Providing affordable quality housing at scale is a unique opportunity to dramatically improve the lives of millions of children across Africa and Asia.

Three critical ways in which affordable housing positively impacts the life chances of children


  • A lack of decent housing significantly hinders the physical, social and cognitive development of young children, especially under the age of five. By contrast, living in safe, stimulating and healthy living conditions can drastically improve the educational performance and attainment of children, especially girls who are disproportionally burdened with domestic duties.
  • Children that grow up in quality, modern houses have as much as a four-point higher average IQ and perform significantly better in literacy tests than children living in shanty houses and slums.
  • It’s been shown that living in safe, secure and affordable housing also brings out the best in parents, improving their self-esteem and widening their ambitions and expectations for their children. This translates to improved educational performance and greater opportunities later in life, breaking the generational cycle of poverty.

Mental Health

  • Inadequate living conditions have an enduring impact on the mental health of young people. Overcrowding is closely associated with delayed cognitive development, diminished reading ability and behavioural problems.
  • A decent, affordable home environment that provides children with enough space and privacy can radically improve their psychological functioning by lowering risks of anxiety, depression, conduct disorders and addictive behaviours. This is crucial as good mental health allows children and young people to develop the resilience to cope with whatever life throws at them and grow into well-rounded, productive, adults.


  • Inferior housing is strongly associated with poor physical health.

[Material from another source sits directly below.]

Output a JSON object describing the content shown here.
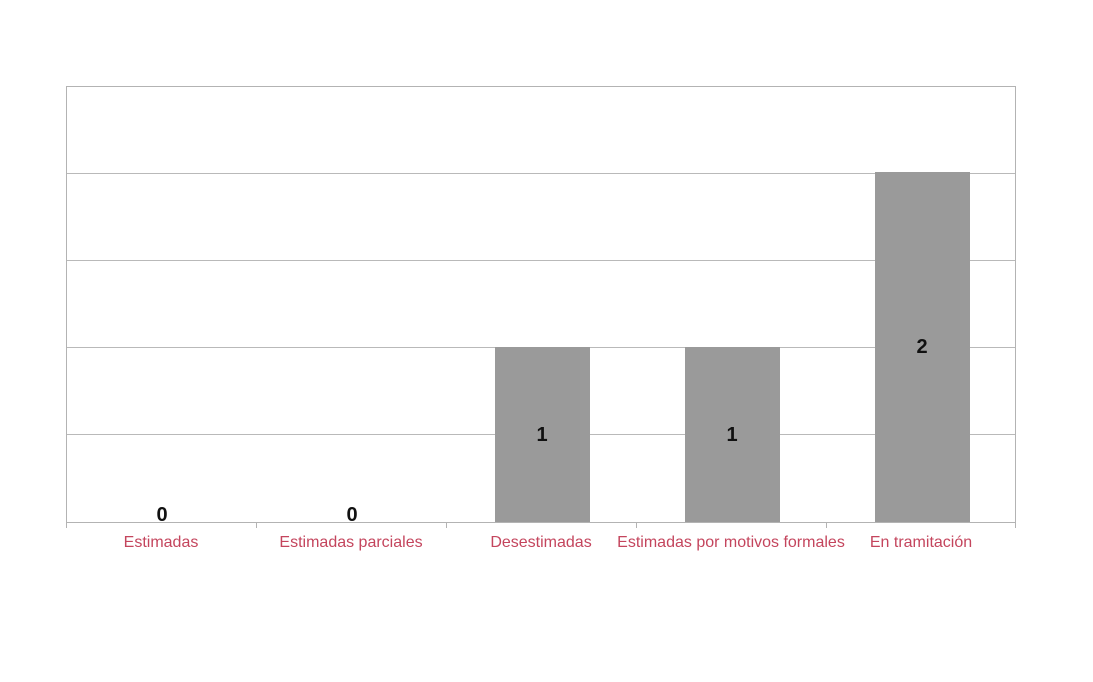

In low-income countries, this includes malnutrition, disease, respiratory infections and cardiovascular illness.
  • Children living in quality homes in Africa are almost half as likely to contract malaria as children living in slums.
  • The exposure of children to such health risks permanently stunts their development, making it less likely they’ll achieve their full height and cognitive potential as adults.

Providing a safe, secure and hygienic home with access to electricity, clean water and sanitation helps overcome these problems and improve the physical health of children in poor countries.

We know that when we create vibrant communities families want to live in, growing markets that businesses want to operate in and profitable platforms investors want to invest in, we help create a more secure and just world for us all.